In this case I would assume that the difference in execution time has to do with instruction cache locality. Fetching code from first level cache is very fast with higher level caches getting progressively slower but also bigger and therefore less likely to evict a cache line. Accessing main memory takes hundreds of cycles on a modern desktop processor, because the preocessors have gotten much faster while memory delays decrease only very slowly.

Right before your call you called CollisionLogic::checkOverlap, which may be closer to CollisionLogic::testCall than InformationContainer::testCall. Maybe it is even on the same cache line, or on a cache line that the processor has fetched on speculation (the logic that controls the cache is very intricate on high performance processors). Therefore the processor can quickly fetch the instructions of InformationContainer::testCall.

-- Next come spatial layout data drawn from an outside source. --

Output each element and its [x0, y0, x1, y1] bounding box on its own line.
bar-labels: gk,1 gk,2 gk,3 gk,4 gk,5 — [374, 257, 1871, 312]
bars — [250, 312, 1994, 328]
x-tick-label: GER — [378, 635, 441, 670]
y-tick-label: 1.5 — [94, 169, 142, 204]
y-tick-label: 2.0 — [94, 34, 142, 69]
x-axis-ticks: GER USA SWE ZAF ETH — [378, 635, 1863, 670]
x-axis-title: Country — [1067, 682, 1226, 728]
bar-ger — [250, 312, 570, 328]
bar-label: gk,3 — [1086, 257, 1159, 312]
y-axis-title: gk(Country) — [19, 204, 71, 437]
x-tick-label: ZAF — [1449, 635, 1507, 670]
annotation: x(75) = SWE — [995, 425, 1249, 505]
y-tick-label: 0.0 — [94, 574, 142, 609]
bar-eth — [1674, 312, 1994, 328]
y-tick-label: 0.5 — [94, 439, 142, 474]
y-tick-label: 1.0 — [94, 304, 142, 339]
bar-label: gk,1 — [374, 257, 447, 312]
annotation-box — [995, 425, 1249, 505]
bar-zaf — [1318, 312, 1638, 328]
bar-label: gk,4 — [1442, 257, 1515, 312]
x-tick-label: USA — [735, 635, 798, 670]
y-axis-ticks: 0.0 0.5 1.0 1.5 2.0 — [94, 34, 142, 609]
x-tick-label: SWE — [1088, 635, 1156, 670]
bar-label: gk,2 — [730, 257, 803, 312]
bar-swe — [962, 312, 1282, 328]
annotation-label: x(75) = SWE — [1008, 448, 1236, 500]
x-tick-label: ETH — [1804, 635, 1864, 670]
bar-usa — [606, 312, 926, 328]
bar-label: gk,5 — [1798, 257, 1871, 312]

You can check the instruction addresses of the different methods in a debugger to check this hypothesis.

Especially when CollisionLogic and InformationContainer are in different source files their methods may end up further removed from each other.

Improving Code Cache Locality

I am not aware of portable and maintainable ways to keep functions close to each other in the code section of a binary.

Inlining

One option to solve this problem that I have used for smaller, very "hot" methods and functions is to make them inline functions with the definition in the header and let them be inlined in the calling functions. Unless the compiler decides not to inline the function anyway (which it may do for various reasons, like the function being too large). This not only gets rid of the call overhead but also guarantees cache locality for the particular call.

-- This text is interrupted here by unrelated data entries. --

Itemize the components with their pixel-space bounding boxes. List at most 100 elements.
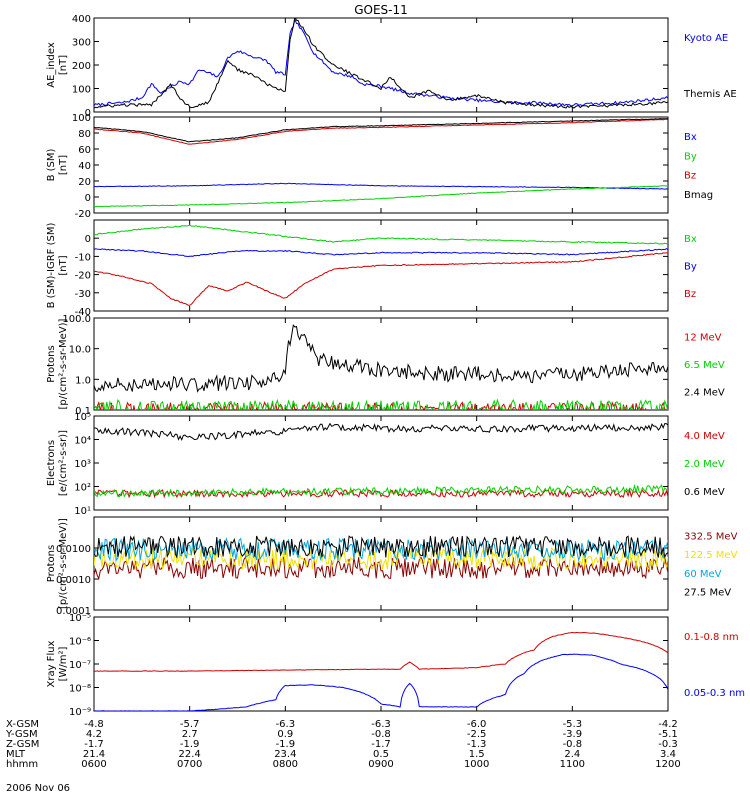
- series-line-27-5-mev: [94, 535, 668, 559]
- ephemeris-value: 23.4: [274, 749, 296, 760]
- ephemeris-value: -1.7: [84, 739, 104, 750]
- series-line-bz: [94, 118, 668, 145]
- y-tick-label: 100: [72, 85, 91, 96]
- ephemeris-value: -3.9: [563, 729, 583, 740]
- ephemeris-value: -1.3: [467, 739, 487, 750]
- y-axis-label: Xray Flux: [46, 640, 57, 687]
- ephemeris-value: 0800: [273, 759, 298, 770]
- series-line-bmag: [94, 118, 668, 143]
- y-tick-label: 10⁻⁷: [69, 660, 91, 671]
- legend-entry: By: [684, 262, 697, 273]
- y-axis-label: [nT]: [58, 155, 69, 175]
- series-line-by: [94, 185, 668, 208]
- y-tick-label: 10.0: [69, 345, 91, 356]
- series-group: [94, 324, 668, 410]
- ephemeris-table: X-GSM -4.8 -5.7 -6.3 -6.3 -6.0 -5.3 -4.2 Y-GSM 4.…: [5, 719, 681, 770]
- date-label: 2006 Nov 06: [6, 783, 70, 794]
- y-tick-label: 0.0100: [56, 544, 91, 555]
- legend-entry: Bx: [684, 234, 697, 245]
- ephemeris-value: 1.5: [469, 749, 485, 760]
- series-group: [94, 18, 668, 109]
- y-tick-label: 400: [72, 14, 91, 25]
- ephemeris-value: 0900: [368, 759, 393, 770]
- ephemeris-value: 0.9: [277, 729, 293, 740]
- y-tick-label: 0.0010: [56, 575, 91, 586]
- legend-entry: Bz: [684, 289, 696, 300]
- series-line-0-1-0-8-nm: [94, 631, 668, 672]
- y-tick-label: 0.0001: [56, 606, 91, 617]
- y-tick-label: 60: [78, 145, 91, 156]
- y-axis-label: Protons: [46, 345, 57, 382]
- y-tick-label: 10⁻⁸: [69, 684, 91, 695]
- legend-entry: 332.5 MeV: [684, 532, 738, 543]
- legend-entry: 27.5 MeV: [684, 587, 731, 598]
- ephemeris-value: -4.2: [658, 719, 678, 730]
- ephemeris-value: 0700: [177, 759, 202, 770]
- ephemeris-value: -6.3: [276, 719, 296, 730]
- y-axis-label: [nT]: [58, 255, 69, 275]
- series-line-6-5-mev: [94, 398, 668, 410]
- panel-frame: [93, 616, 669, 712]
- y-tick-label: 40: [78, 161, 91, 172]
- series-line-60-mev: [94, 536, 668, 562]
- y-tick-label: 20: [78, 177, 91, 188]
- series-line-bx: [94, 182, 668, 190]
- ephemeris-value: 22.4: [179, 749, 201, 760]
- y-tick-label: -10: [75, 252, 91, 263]
- y-tick-label: 10²: [74, 483, 91, 494]
- y-axis-label: B (SM): [46, 148, 57, 181]
- ephemeris-value: -0.8: [563, 739, 583, 750]
- series-group: [94, 224, 668, 306]
- ephemeris-value: -5.1: [658, 729, 678, 740]
- y-tick-label: 10⁵: [74, 412, 91, 423]
- legend-entry: Kyoto AE: [684, 33, 728, 44]
- ephemeris-value: -5.7: [180, 719, 200, 730]
- y-tick-label: 200: [72, 61, 91, 72]
- series-line-332-5-mev: [94, 555, 668, 580]
- y-tick-label: 300: [72, 38, 91, 49]
- y-axis-label: Protons: [46, 545, 57, 582]
- ephemeris-value: -1.7: [371, 739, 391, 750]
- legend-entry: 0.1-0.8 nm: [684, 632, 739, 643]
- y-tick-label: 10⁻⁶: [69, 637, 91, 648]
- panel-3: -40 -30 -20 -10 0 B (SM)-IGRF (SM) [nT] Bx By Bz: [46, 219, 697, 318]
- y-tick-label: 10⁻⁵: [69, 613, 91, 624]
- y-axis-label: Electrons: [46, 440, 57, 486]
- legend-entry: Bx: [684, 132, 697, 143]
- series-line-bz: [94, 252, 668, 306]
- legend-entry: 4.0 MeV: [684, 431, 725, 442]
- legend-entry: Bmag: [684, 190, 713, 201]
- panel-5: 10¹ 10² 10³ 10⁴ 10⁵ Electrons [e/(cm²-s-sr)] 4.…: [46, 412, 725, 517]
- series-line-0-05-0-3-nm: [94, 653, 668, 711]
- legend-entry: 6.5 MeV: [684, 360, 725, 371]
- series-line-by: [94, 248, 668, 258]
- ephemeris-row-label: Z-GSM: [6, 739, 39, 750]
- series-group: [94, 535, 668, 580]
- ephemeris-value: -6.0: [467, 719, 487, 730]
- ephemeris-value: 0.5: [373, 749, 389, 760]
- legend-entry: 0.05-0.3 nm: [684, 688, 745, 699]
- legend-entry: 2.4 MeV: [684, 388, 725, 399]
- panel-4: 0.1 1.0 10.0 100.0 Protons [p/(cm²-s-sr-MeV)]…: [46, 314, 725, 417]
- y-tick-label: 100: [72, 113, 91, 124]
- y-tick-label: 0: [85, 108, 91, 119]
- legend-entry: 0.6 MeV: [684, 487, 725, 498]
- ephemeris-value: -2.5: [467, 729, 487, 740]
- y-axis-label: [nT]: [58, 55, 69, 75]
- ephemeris-value: 2.7: [182, 729, 198, 740]
- plot-title: GOES-11: [354, 3, 408, 17]
- ephemeris-value: 21.4: [83, 749, 105, 760]
- ephemeris-row-label: Y-GSM: [5, 729, 38, 740]
- legend-entry: 12 MeV: [684, 332, 722, 343]
- y-tick-label: -40: [75, 307, 91, 318]
- panel-2: -20 0 20 40 60 80 100 B (SM) [nT] Bx By Bz Bmag: [46, 113, 713, 220]
- legend-entry: By: [684, 151, 697, 162]
- ephemeris-row-label: MLT: [6, 749, 26, 760]
- ephemeris-value: -0.8: [371, 729, 391, 740]
- y-axis-label: AE_index: [46, 42, 57, 88]
- ephemeris-value: -5.3: [563, 719, 583, 730]
- ephemeris-value: -6.3: [371, 719, 391, 730]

But you have to measure whether this improves actual performance. Too much inlining will increase overall code size and cause the opposite effect, because it means that a "working set" of code that is frequently accessed together may no longer fit in a particular cache level and cause more chache misses overall.

Influencing Code Location in the Binary

I have also seen an old high-performance project where the original authors have made sure that commonly accessed code was in the same .cpp files. The program ran very fast. The downside was that the code was very hard to read and maintain and performance regressed easily whenever unrelated parts of the program were changed. I do not recommend such an approach if you have to trade of maintainability for speed.

If you are willing to learn about linker scripts, you could write one that puts specific commonly accessed functions together (you may have to assign them to specific sections in the code with compiler specific attributes).

Regardless of the method you choose to improve this, you will have to determine which functions are actually contributing to execution time (by profiling and benchmarking experimental changes like you did), look at the call graph and call counts, and do plenty of benchmarking to check the actual performance implications of your changes.